AARP Hearing Center
Overall, cancer deaths have declined year over year in the United States, but the disease remains a major killer among men and women — second only to heart disease. The latest projections from the American Cancer Society (ACS) estimate 609,820 cancer deaths in 2023 — roughly the population of Baltimore — or 1,670 per day.
Lung cancer continues to top the list of cancer deaths for men and women. It is expected to claim 127,070 lives in 2023, nearly 2.5 times more than the number two killer — colorectal cancer, according to estimates from “Cancer Statistics, 2023” in the American Cancer Society’s (ACS) journal CA: A Cancer Journal for Clinicians.
For men, the five cancers causing the most deaths are cancers of the lung, prostate, colon, pancreas and liver. For women, the most common cancer deaths are from lung, breast, colon, pancreas and ovarian cancers. Early detection through screenings and improved treatments helped reduce the cancer death rate, the ACS says, but the largest factor has been a decrease in cigarette smokers in the United States. Still, smoking accounts for about 8 of 10 lung cancer deaths, according to the ACS report.
Hope and fear
Since peaking in 1991, cancer death rates have fallen 33 percent, averting an estimated 3.8 million deaths, according to the report that is available in a PDF format, Cancer Facts & Figures 2023, and on the Cancer Statistics Center, an interactive website.
Among the promising findings, ACS found that from 2012 through 2019, there has been a 65 percent reduction in cervical cancer rates among younger women that correlates with the introduction of the human papillomavirus (HPV) vaccine. Nearly all cervical cancers are caused by HPV, a group of more than 200 related viruses.
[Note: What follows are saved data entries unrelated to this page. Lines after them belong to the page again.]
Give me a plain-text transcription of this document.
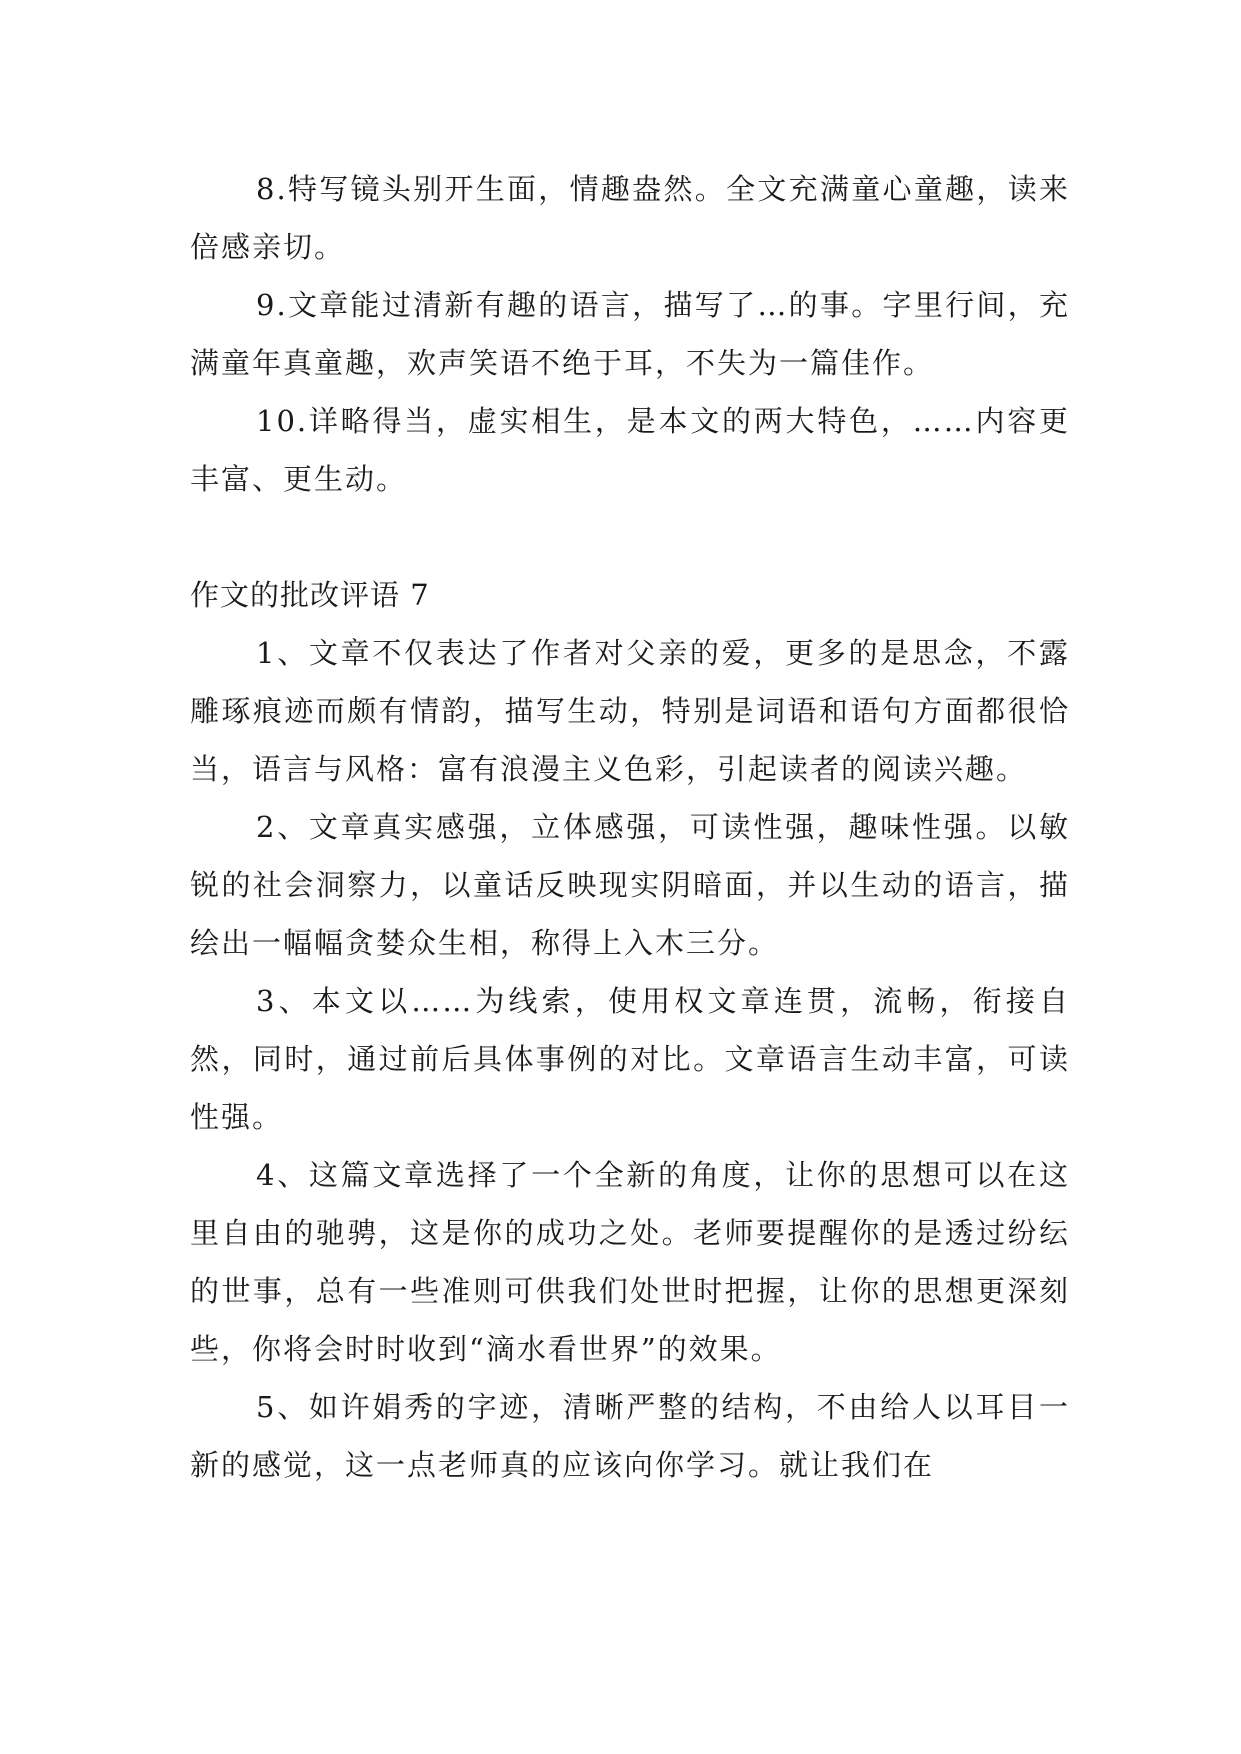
8.特写镜头别开生面，情趣盎然。全文充满童心童趣，读来倍感亲切。

9.文章能过清新有趣的语言，描写了…的事。字里行间，充满童年真童趣，欢声笑语不绝于耳，不失为一篇佳作。

10.详略得当，虚实相生，是本文的两大特色，……内容更丰富、更生动。

作文的批改评语 7

1、文章不仅表达了作者对父亲的爱，更多的是思念，不露雕琢痕迹而颇有情韵，描写生动，特别是词语和语句方面都很恰当，语言与风格：富有浪漫主义色彩，引起读者的阅读兴趣。

2、文章真实感强，立体感强，可读性强，趣味性强。以敏锐的社会洞察力，以童话反映现实阴暗面，并以生动的语言，描绘出一幅幅贪婪众生相，称得上入木三分。

3、本文以……为线索，使用权文章连贯，流畅，衔接自然，同时，通过前后具体事例的对比。文章语言生动丰富，可读性强。

4、这篇文章选择了一个全新的角度，让你的思想可以在这里自由的驰骋，这是你的成功之处。老师要提醒你的是透过纷纭的世事，总有一些准则可供我们处世时把握，让你的思想更深刻些，你将会时时收到“滴水看世界”的效果。

5、如许娟秀的字迹，清晰严整的结构，不由给人以耳目一新的感觉，这一点老师真的应该向你学习。就让我们在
Getting the HPV vaccine could protect against more than 90 percent of the cancers caused by the virus, according to the National Institutes of Health.
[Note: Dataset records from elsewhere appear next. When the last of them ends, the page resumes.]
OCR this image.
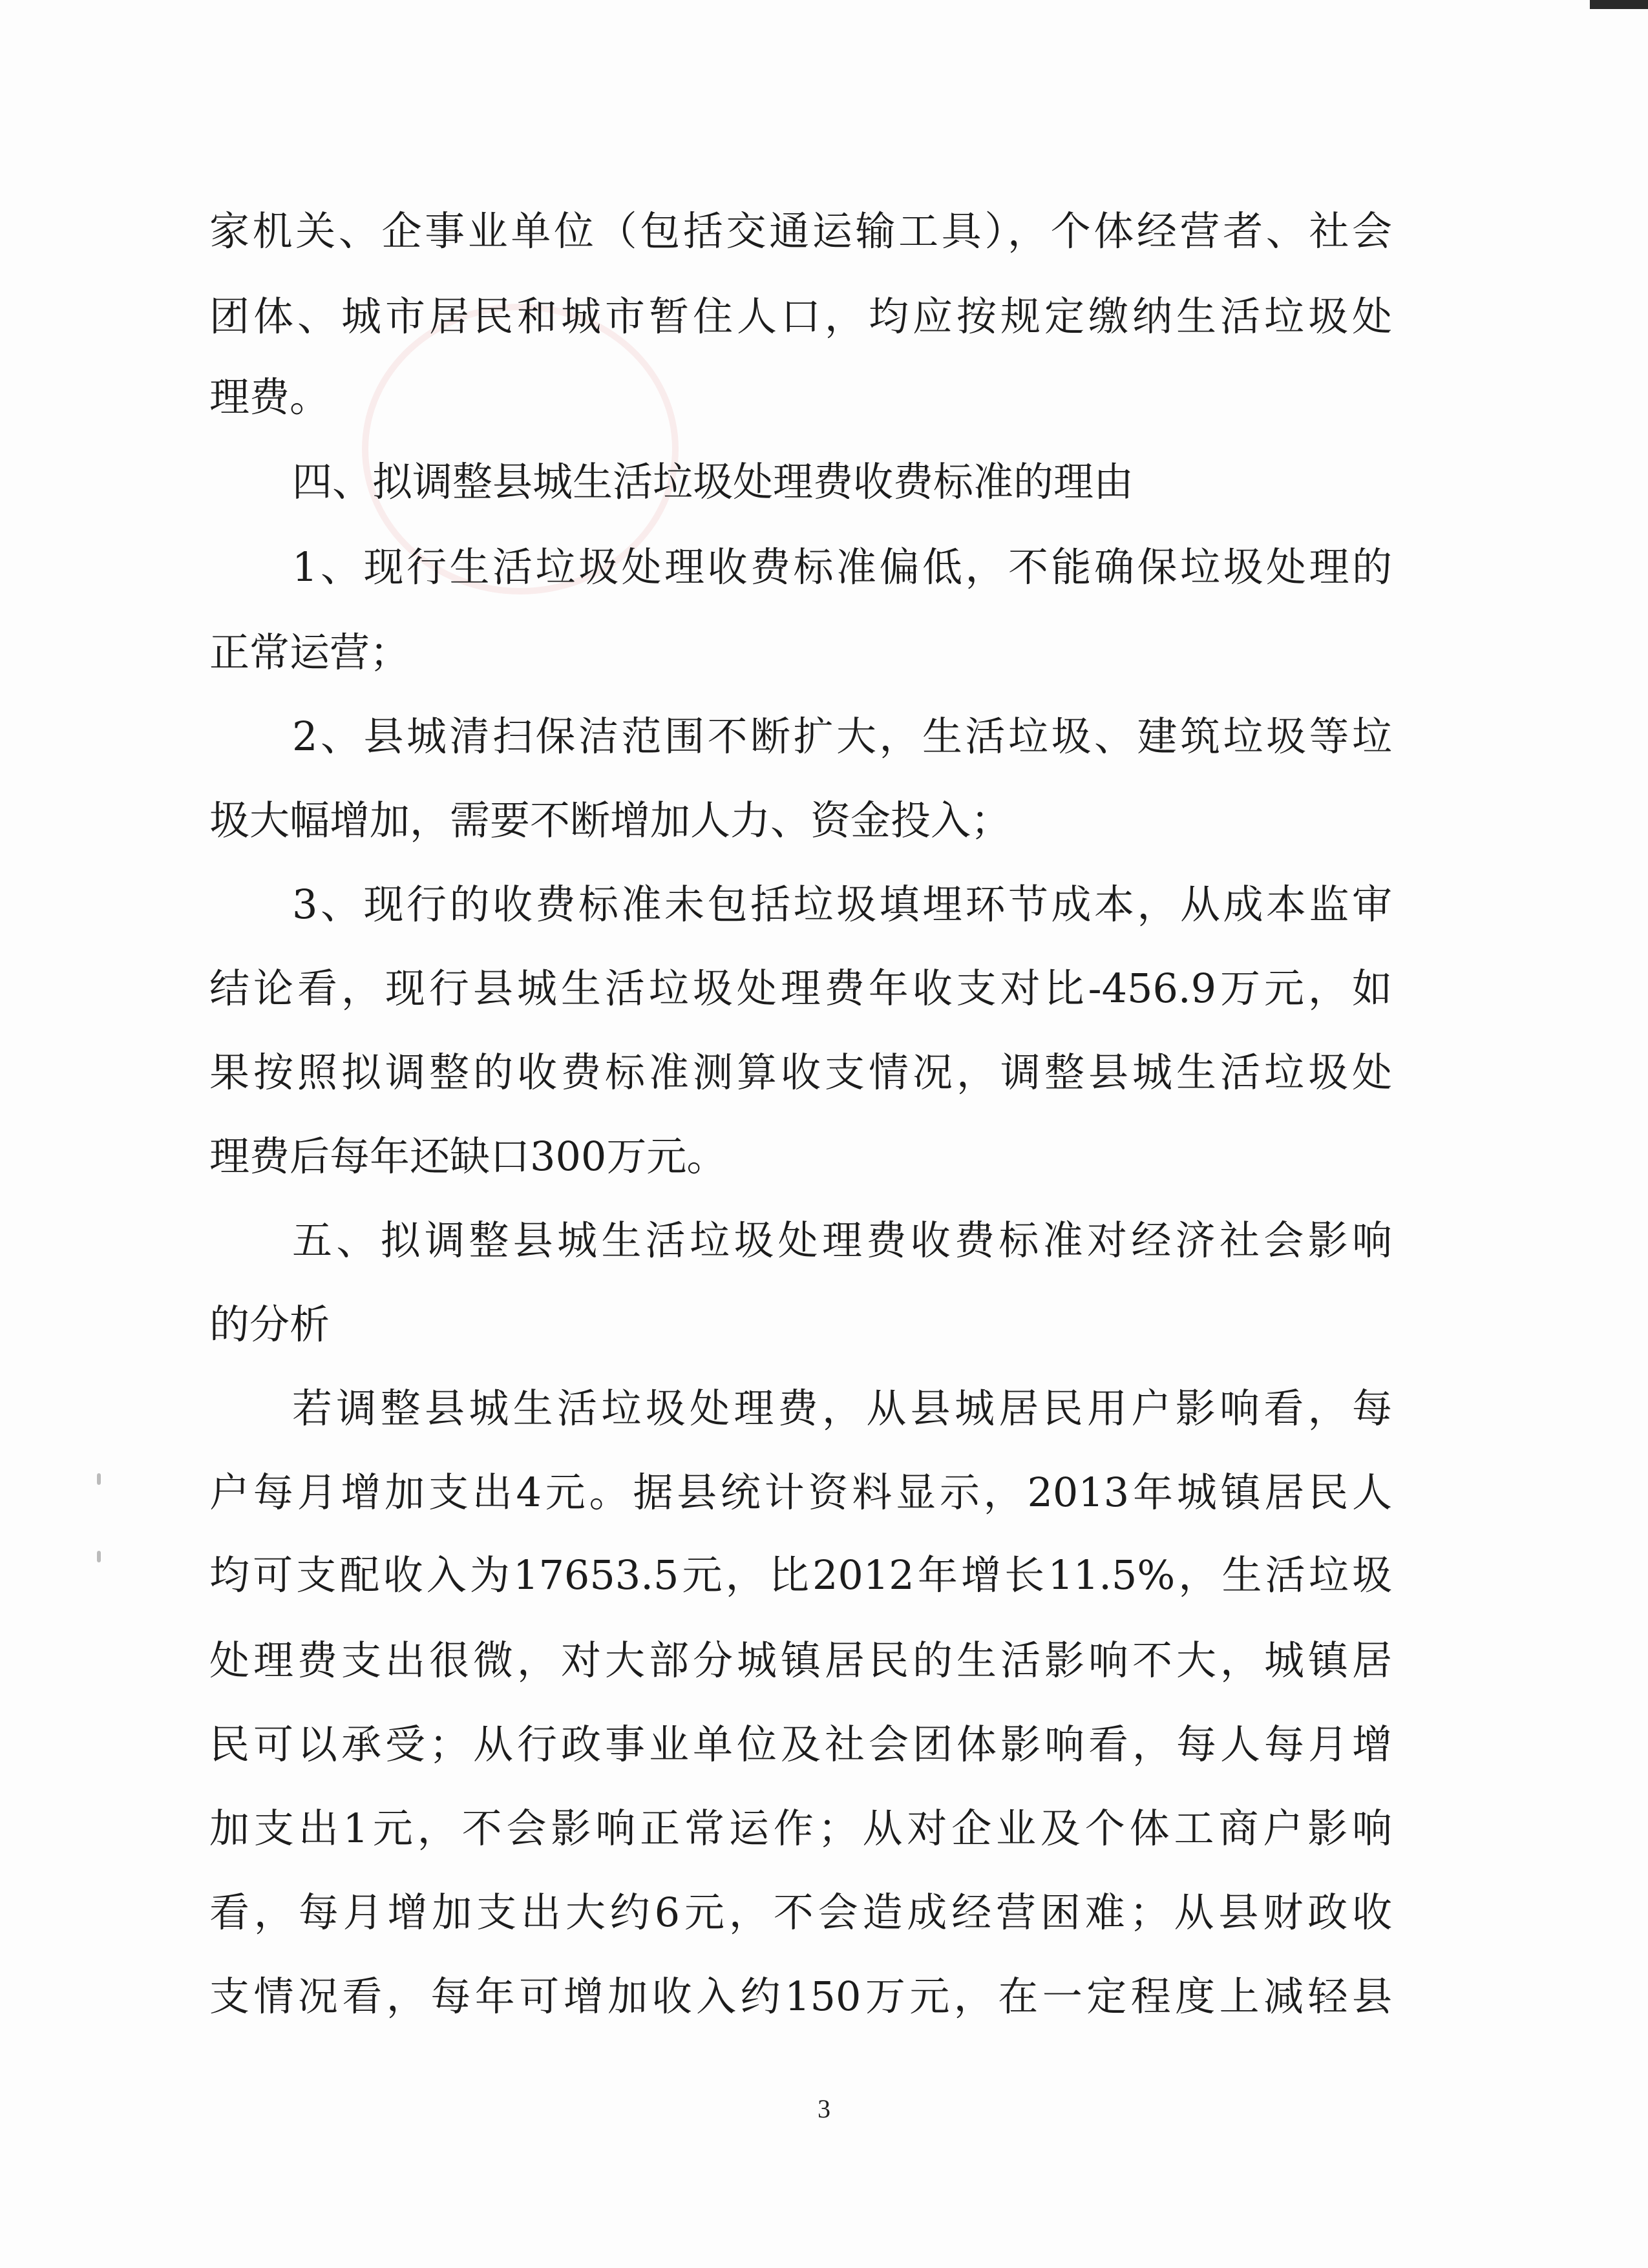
家机关、企事业单位（包括交通运输工具），个体经营者、社会
团体、城市居民和城市暂住人口，均应按规定缴纳生活垃圾处
理费。
四、拟调整县城生活垃圾处理费收费标准的理由
1、现行生活垃圾处理收费标准偏低，不能确保垃圾处理的
正常运营；
2、县城清扫保洁范围不断扩大，生活垃圾、建筑垃圾等垃
圾大幅增加，需要不断增加人力、资金投入；
3、现行的收费标准未包括垃圾填埋环节成本，从成本监审
结论看，现行县城生活垃圾处理费年收支对比-456.9万元，如
果按照拟调整的收费标准测算收支情况，调整县城生活垃圾处
理费后每年还缺口300万元。
五、拟调整县城生活垃圾处理费收费标准对经济社会影响
的分析
若调整县城生活垃圾处理费，从县城居民用户影响看，每
户每月增加支出4元。据县统计资料显示，2013年城镇居民人
均可支配收入为17653.5元，比2012年增长11.5%，生活垃圾
处理费支出很微，对大部分城镇居民的生活影响不大，城镇居
民可以承受；从行政事业单位及社会团体影响看，每人每月增
加支出1元，不会影响正常运作；从对企业及个体工商户影响
看，每月增加支出大约6元，不会造成经营困难；从县财政收
支情况看，每年可增加收入约150万元，在一定程度上减轻县
3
“The large drop in cervical cancer incidence is extremely exciting because this is the first group of women to receive the HPV vaccine, and it probably foreshadows steep reductions in other HPV-associated cancers,” Rebecca Siegel, senior scientific director of surveillance research at the ACS and the lead author of the report, said in a statement.
More worrisome was that after two decades of decline, the death rate for prostate cancer increased 3 percent per year from 2014 through 2019. ACS suggests the disease is not being caught as early as it should.